Now, the next part is where the LATCH register is read which provides
information about which pin(s) triggered the DETECT signal to be set. This
will return a bit patterns of the register. This bit patterns will be used
to create a BitIter:
struct BitIter(u32);
impl Iterator for BitIter {
type Item = u32;
fn next(&mut self) -> Option<Self::Item> {
match self.0.trailing_zeros() {
32 => None,
b => {
self.0 &= !(1 << b);
Some(b)
}
}
}
}What next is doing is that it is is working backwards through a binary number
starting from the least significant bit and only returning the bits that have
are set. For example if we have 101 this function will first return 0 as
that bit position was set, after that self.0 will be 100 and the next call will
return 2 as that is the next bit that is set. So this will only perform the
following for bits that were set:
for pin in BitIter(bits) {
p.pin_cnf[pin as usize].modify(|_, w| w.sense().disabled());
PORT_WAKERS[port * 32 + pin as usize].wake();
}And this is disableing SENSE for the bit, and then calling wake on the port wakers.

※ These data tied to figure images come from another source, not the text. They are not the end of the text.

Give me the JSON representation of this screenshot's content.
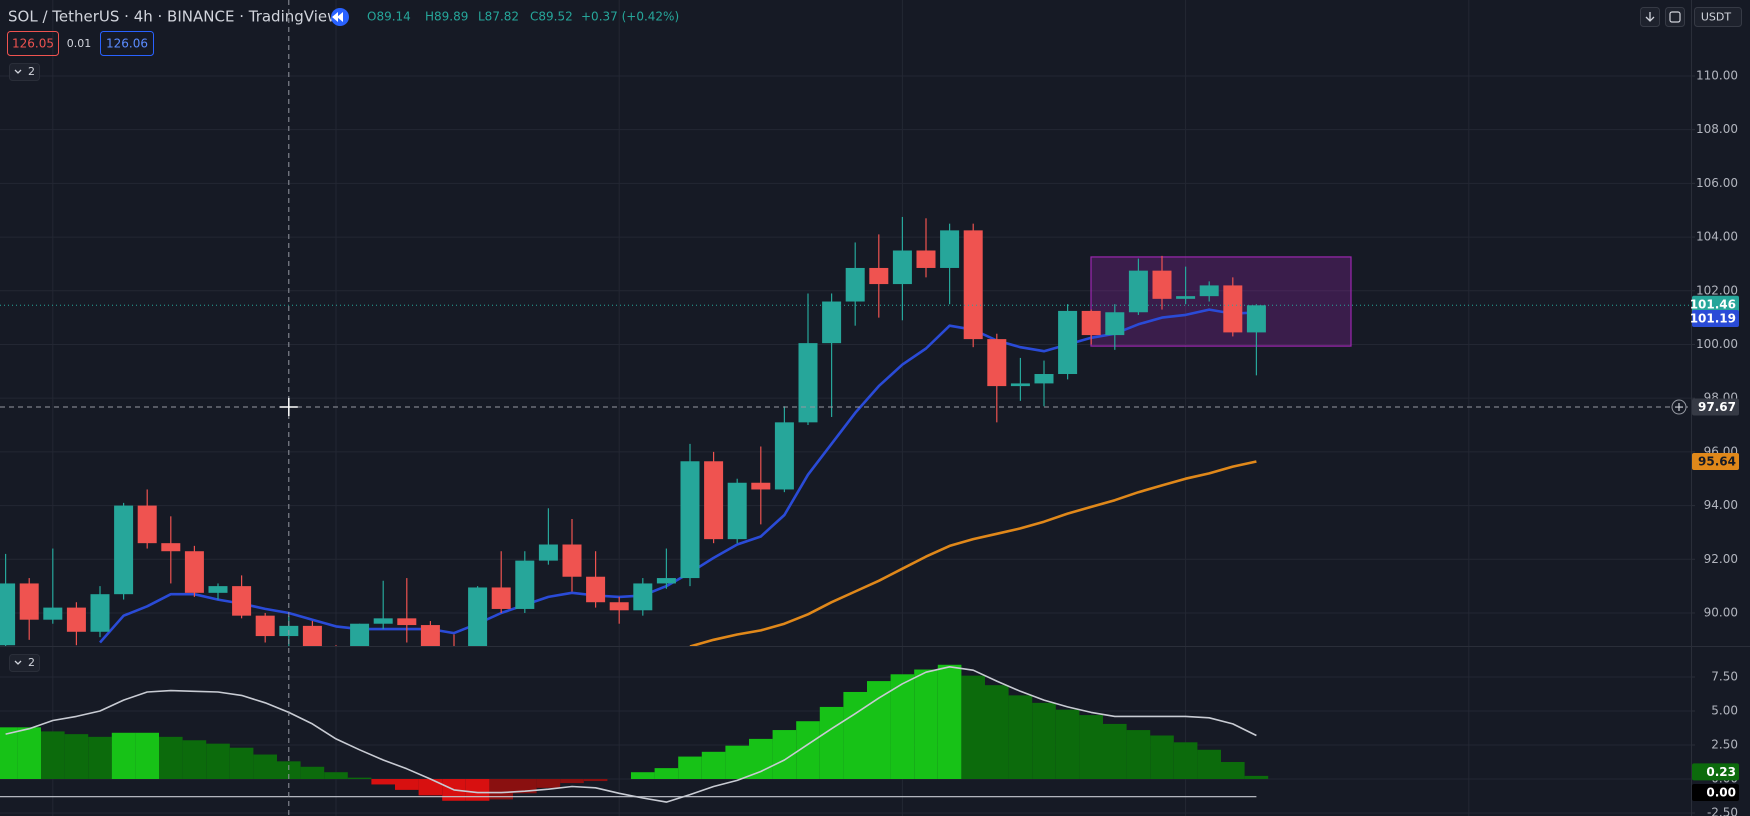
{
  "chart_data": [
    {
      "type": "candlestick",
      "title": "SOL / TetherUS · 4h · BINANCE · TradingView",
      "legend_values": [
        "O89.14",
        "H89.89",
        "L87.82",
        "C89.52",
        "+0.37 (+0.42%)"
      ],
      "bid": 126.05,
      "spread": 0.01,
      "ask": 126.06,
      "indicator_count": 2,
      "currency": "USDT",
      "up_color": "#26a69a",
      "down_color": "#ef5350",
      "open": [
        88.8,
        91.1,
        89.75,
        90.2,
        89.3,
        90.7,
        94.0,
        92.6,
        92.3,
        90.75,
        91.0,
        89.9,
        89.14,
        89.52,
        88.6,
        88.5,
        89.6,
        89.8,
        89.55,
        88.7,
        88.6,
        90.95,
        90.15,
        91.95,
        92.55,
        91.35,
        90.4,
        90.1,
        91.1,
        91.3,
        95.65,
        92.75,
        94.85,
        94.6,
        97.1,
        100.05,
        101.6,
        102.85,
        102.25,
        103.5,
        102.85,
        104.25,
        100.2,
        98.45,
        98.55,
        98.9,
        101.25,
        100.35,
        101.2,
        102.75,
        101.7,
        101.8,
        102.2,
        100.45
      ],
      "high": [
        92.2,
        91.3,
        92.4,
        90.4,
        91.0,
        94.1,
        94.6,
        93.6,
        92.5,
        91.1,
        91.4,
        90.0,
        89.89,
        89.7,
        88.8,
        89.6,
        91.2,
        91.3,
        89.7,
        89.2,
        91.0,
        92.3,
        92.3,
        93.9,
        93.5,
        92.3,
        90.6,
        91.3,
        92.4,
        96.3,
        96.0,
        95.0,
        96.2,
        97.7,
        101.9,
        101.9,
        103.8,
        104.1,
        104.75,
        104.7,
        104.5,
        104.5,
        100.4,
        99.5,
        99.4,
        101.5,
        101.3,
        101.5,
        103.2,
        103.3,
        102.9,
        102.35,
        102.5,
        101.5
      ],
      "low": [
        88.7,
        89.0,
        89.6,
        88.8,
        89.1,
        90.5,
        92.4,
        91.1,
        90.6,
        90.5,
        89.8,
        88.9,
        87.82,
        88.4,
        88.2,
        88.4,
        89.4,
        88.9,
        88.5,
        88.2,
        88.5,
        90.0,
        90.0,
        91.8,
        90.8,
        90.2,
        89.6,
        89.9,
        90.9,
        91.0,
        92.6,
        92.6,
        93.3,
        94.5,
        97.0,
        97.3,
        100.7,
        101.0,
        100.9,
        102.5,
        101.5,
        99.9,
        97.1,
        97.9,
        97.7,
        98.7,
        100.0,
        99.8,
        101.1,
        101.3,
        101.5,
        101.6,
        100.3,
        98.85
      ],
      "close": [
        91.1,
        89.75,
        90.2,
        89.3,
        90.7,
        94.0,
        92.6,
        92.3,
        90.75,
        91.0,
        89.9,
        89.14,
        89.52,
        88.6,
        88.5,
        89.6,
        89.8,
        89.55,
        88.7,
        88.6,
        90.95,
        90.15,
        91.95,
        92.55,
        91.35,
        90.4,
        90.1,
        91.1,
        91.3,
        95.65,
        92.75,
        94.85,
        94.6,
        97.1,
        100.05,
        101.6,
        102.85,
        102.25,
        103.5,
        102.85,
        104.25,
        100.2,
        98.45,
        98.55,
        98.9,
        101.25,
        100.35,
        101.2,
        102.75,
        101.7,
        101.8,
        102.2,
        100.45,
        101.46
      ],
      "series": [
        {
          "color": "#2a4bd7",
          "values": [
            null,
            null,
            null,
            null,
            88.9,
            89.9,
            90.25,
            90.7,
            90.7,
            90.5,
            90.35,
            90.15,
            90.0,
            89.75,
            89.5,
            89.4,
            89.4,
            89.4,
            89.4,
            89.25,
            89.6,
            90.0,
            90.3,
            90.6,
            90.75,
            90.65,
            90.6,
            90.65,
            91.0,
            91.5,
            92.05,
            92.55,
            92.85,
            93.65,
            95.15,
            96.3,
            97.45,
            98.45,
            99.25,
            99.85,
            100.7,
            100.55,
            100.15,
            99.9,
            99.75,
            100.0,
            100.25,
            100.4,
            100.75,
            101.0,
            101.1,
            101.3,
            101.15,
            101.19
          ]
        },
        {
          "color": "#e0881a",
          "values": [
            null,
            null,
            null,
            null,
            null,
            null,
            null,
            null,
            null,
            null,
            null,
            null,
            null,
            null,
            null,
            null,
            null,
            null,
            null,
            null,
            null,
            null,
            null,
            null,
            null,
            null,
            null,
            null,
            null,
            88.75,
            89.0,
            89.2,
            89.35,
            89.6,
            89.95,
            90.4,
            90.8,
            91.2,
            91.65,
            92.1,
            92.5,
            92.75,
            92.95,
            93.15,
            93.4,
            93.7,
            93.95,
            94.2,
            94.5,
            94.75,
            95.0,
            95.2,
            95.45,
            95.64
          ]
        }
      ],
      "last_price": 101.46,
      "crosshair_price": 97.67,
      "rectangle": {
        "top": 103.26,
        "bottom": 99.94,
        "color": "#9c27b0"
      },
      "ylim": [
        88.77,
        112.83
      ],
      "yticks": [
        {
          "value": 90,
          "label": "90.00"
        },
        {
          "value": 92,
          "label": "92.00"
        },
        {
          "value": 94,
          "label": "94.00"
        },
        {
          "value": 96,
          "label": "96.00"
        },
        {
          "value": 98,
          "label": "98.00"
        },
        {
          "value": 100,
          "label": "100.00"
        },
        {
          "value": 102,
          "label": "102.00"
        },
        {
          "value": 104,
          "label": "104.00"
        },
        {
          "value": 106,
          "label": "106.00"
        },
        {
          "value": 108,
          "label": "108.00"
        },
        {
          "value": 110,
          "label": "110.00"
        }
      ],
      "grid": true
    },
    {
      "type": "area",
      "indicator_count": 2,
      "palette": [
        "#17c217",
        "#0c6b0c",
        "#d81010",
        "#8a1010"
      ],
      "values": [
        3.8,
        3.8,
        3.5,
        3.3,
        3.1,
        3.4,
        3.4,
        3.1,
        2.85,
        2.6,
        2.3,
        1.8,
        1.3,
        0.9,
        0.5,
        0.1,
        -0.4,
        -0.8,
        -1.2,
        -1.6,
        -1.6,
        -1.5,
        -1.05,
        -0.65,
        -0.3,
        -0.15,
        0.0,
        0.5,
        0.8,
        1.65,
        2.0,
        2.45,
        2.95,
        3.6,
        4.25,
        5.3,
        6.4,
        7.2,
        7.7,
        8.05,
        8.4,
        7.6,
        6.9,
        6.15,
        5.6,
        5.1,
        4.7,
        4.05,
        3.6,
        3.2,
        2.7,
        2.15,
        1.25,
        0.23
      ],
      "series": [
        {
          "color": "#c8cbd3",
          "values": [
            3.3,
            3.7,
            4.3,
            4.6,
            5.0,
            5.8,
            6.4,
            6.5,
            6.45,
            6.4,
            6.15,
            5.6,
            4.9,
            4.05,
            2.95,
            2.15,
            1.4,
            0.75,
            0.0,
            -0.8,
            -1.0,
            -1.0,
            -0.9,
            -0.75,
            -0.55,
            -0.65,
            -1.05,
            -1.4,
            -1.7,
            -1.15,
            -0.55,
            -0.1,
            0.55,
            1.4,
            2.55,
            3.7,
            4.8,
            5.95,
            7.0,
            7.85,
            8.25,
            8.0,
            7.2,
            6.45,
            5.8,
            5.3,
            4.9,
            4.6,
            4.6,
            4.6,
            4.6,
            4.5,
            4.05,
            3.2
          ]
        }
      ],
      "hline": -1.3,
      "ylim": [
        -2.72,
        9.78
      ],
      "yticks": [
        {
          "value": -2.5,
          "label": "-2.50"
        },
        {
          "value": 0,
          "label": "0.00"
        },
        {
          "value": 2.5,
          "label": "2.50"
        },
        {
          "value": 5,
          "label": "5.00"
        },
        {
          "value": 7.5,
          "label": "7.50"
        }
      ],
      "grid": true
    }
  ]
}
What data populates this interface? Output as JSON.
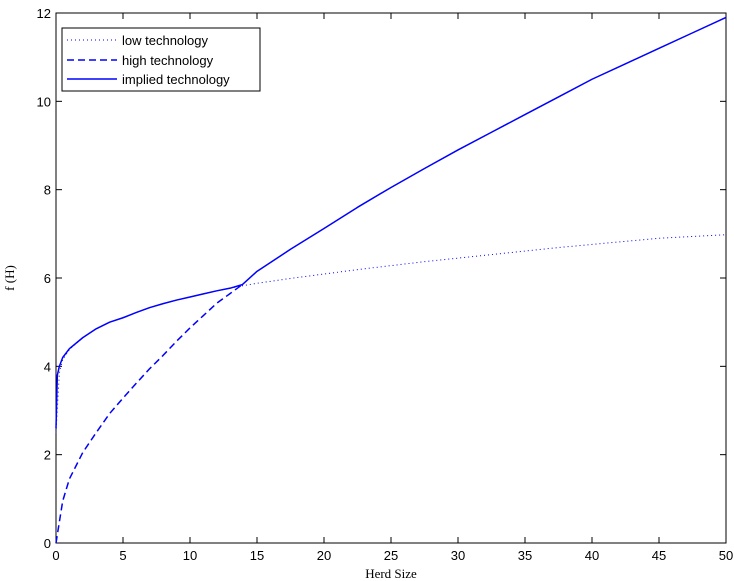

This is a feature of gpio pins which can be used for detecting/sensing change to the pins state. This sounds similar to events but I think that events are also hooked into the tasks and PPI which might be the difference.
Each GPIO Pin can be configured using the PIN_CNF_x registers (0..31).
- Direction
- Drive strength
- Enabing pull up/down reistors.
- Pin sensing
- Input buffer disconnect
- Analog input
The sence feature allows the pin to detect either a high or low level on the pins input. If enabled and there is a change to high/low then the DETECT signal will be set high. The DETECT signal will be set if any GPIO pin which has sense enabled has been triggered. In addition the LATCH register will be updated and the pin that triggered the change will be set.